SearchOS-V1 addresses a critical bottleneck in AI-driven web research: the tendency for information-seeking agents to lose track of their progress, repeat failed search patterns, and waste resources as tasks become more complex. By treating search as a structured, system-level process rather than a series of disconnected chat interactions, the framework ensures that agents maintain a clear, shared understanding of what information has been found and what remains to be discovered.

Transforming Search into a Structured Task

The core innovation of SearchOS is the formulation of open-domain research as "relational schema completion." Instead of asking an agent to simply "find information," the system breaks the request down into a database-like structure of tables, entities, and attributes. Each piece of information found is anchored to a specific source and excerpt, creating a verifiable citation matrix. This approach turns vague, open-ended research goals into concrete, measurable targets, allowing the system to track exactly which parts of a request are fulfilled and which are still missing.

Managing State and Collaboration

To prevent agents from working in silos or duplicating efforts, SearchOS introduces Search-Oriented Context Management (SOCM). This system acts as a persistent "memory" shared across all agents, consisting of four key components:

  • Frontier Task: A pool of pending work that tracks dependencies and prevents redundant searches.

  • Evidence Graph: A repository of atomic findings that preserves the provenance of every piece of data.

  • Coverage Map: A real-time dashboard that measures progress toward completing the required schema.

  • Failure Memory: A record of unsuccessful search paths that prevents agents from repeating the same dead ends.
    By using a pipeline-parallel scheduling mechanism, the system keeps agents busy by continuously assigning them new, unresolved gaps as soon as they finish a task, significantly improving overall efficiency.

Middleware for Reliable Execution

SearchOS includes a "Search Tool Middleware Harness" that acts as a guardrail for agent behavior.

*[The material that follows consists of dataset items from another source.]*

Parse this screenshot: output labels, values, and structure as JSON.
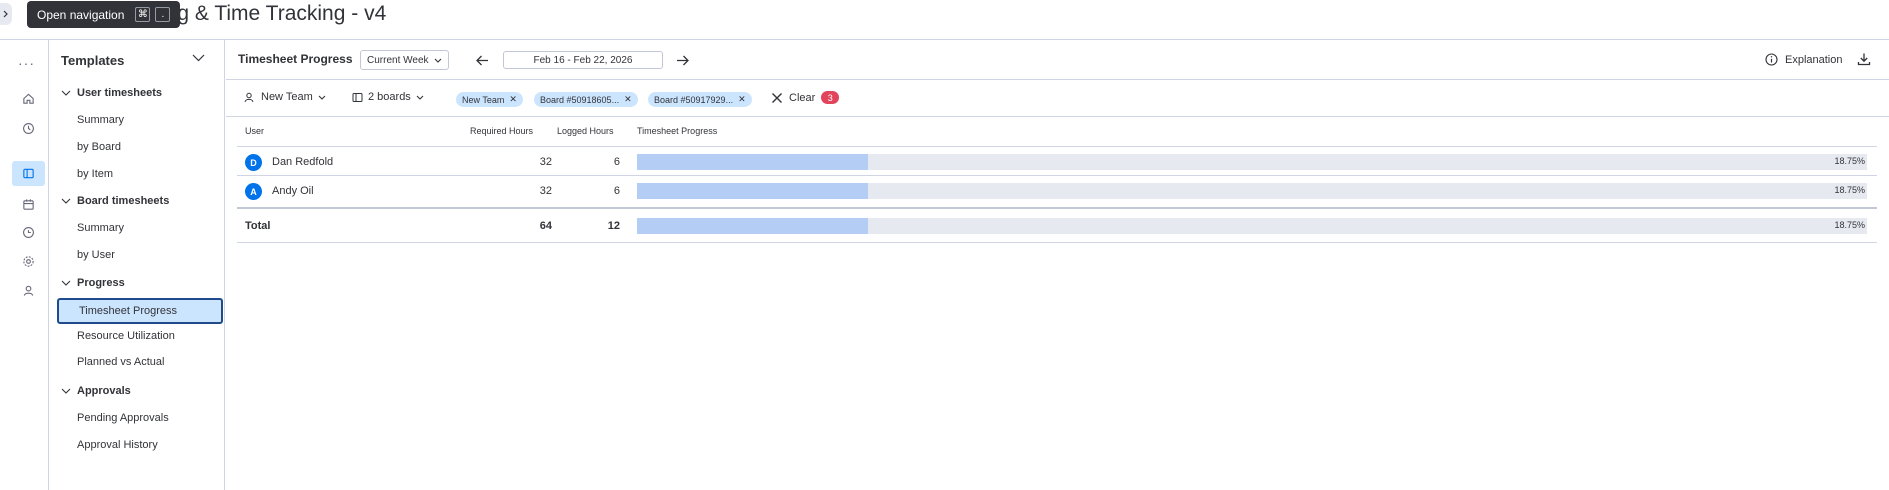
{
  "app": {
    "title": "ing & Time Tracking - v4"
  },
  "tooltip": {
    "text": "Open navigation",
    "keys": [
      "⌘",
      "."
    ]
  },
  "rail": {
    "more": "···"
  },
  "sidebar": {
    "header": "Templates",
    "sections": [
      {
        "label": "User timesheets",
        "items": [
          "Summary",
          "by Board",
          "by Item"
        ]
      },
      {
        "label": "Board timesheets",
        "items": [
          "Summary",
          "by User"
        ]
      },
      {
        "label": "Progress",
        "items": [
          "Timesheet Progress",
          "Resource Utilization",
          "Planned vs Actual"
        ]
      },
      {
        "label": "Approvals",
        "items": [
          "Pending Approvals",
          "Approval History"
        ]
      }
    ],
    "active_item": "Timesheet Progress"
  },
  "toolbar": {
    "title": "Timesheet Progress",
    "period": "Current Week",
    "date_range": "Feb 16 - Feb 22, 2026",
    "explanation": "Explanation"
  },
  "filters": {
    "team": "New Team",
    "boards": "2 boards",
    "chips": [
      "New Team",
      "Board #50918605...",
      "Board #50917929..."
    ],
    "clear": "Clear",
    "count": "3"
  },
  "table": {
    "headers": [
      "User",
      "Required Hours",
      "Logged Hours",
      "Timesheet Progress"
    ],
    "rows": [
      {
        "initial": "D",
        "user": "Dan Redfold",
        "required": "32",
        "logged": "6",
        "progress_label": "18.75%",
        "progress": 0.1875
      },
      {
        "initial": "A",
        "user": "Andy Oil",
        "required": "32",
        "logged": "6",
        "progress_label": "18.75%",
        "progress": 0.1875
      }
    ],
    "total": {
      "label": "Total",
      "required": "64",
      "logged": "12",
      "progress_label": "18.75%",
      "progress": 0.1875
    }
  },
  "colors": {
    "accent": "#0073ea",
    "selected": "#cce5ff",
    "bar_fill": "#b3cdf4",
    "bar_track": "#e6e9ef",
    "badge": "#e2445c"
  }
}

Because individual AI models can sometimes struggle to follow instructions as a conversation grows long, this middleware sits outside the agent's prompt. It intercepts interactions to automatically extract evidence, enforce budget limits, and detect when a search has stalled. By handling these administrative and safety tasks at the system level, the agents are free to focus entirely on the logic of the search itself.

Proven Performance

The framework also utilizes a hierarchical skill system, which separates high-level search strategies from specific, technical procedures for accessing different types of websites. In evaluations on the WideSearch and GISA benchmarks, SearchOS outperformed existing single- and multi-agent systems across all reported metrics. By providing a robust, observable, and stateful environment, SearchOS demonstrates a more reliable path for AI agents to perform complex, long-horizon research tasks.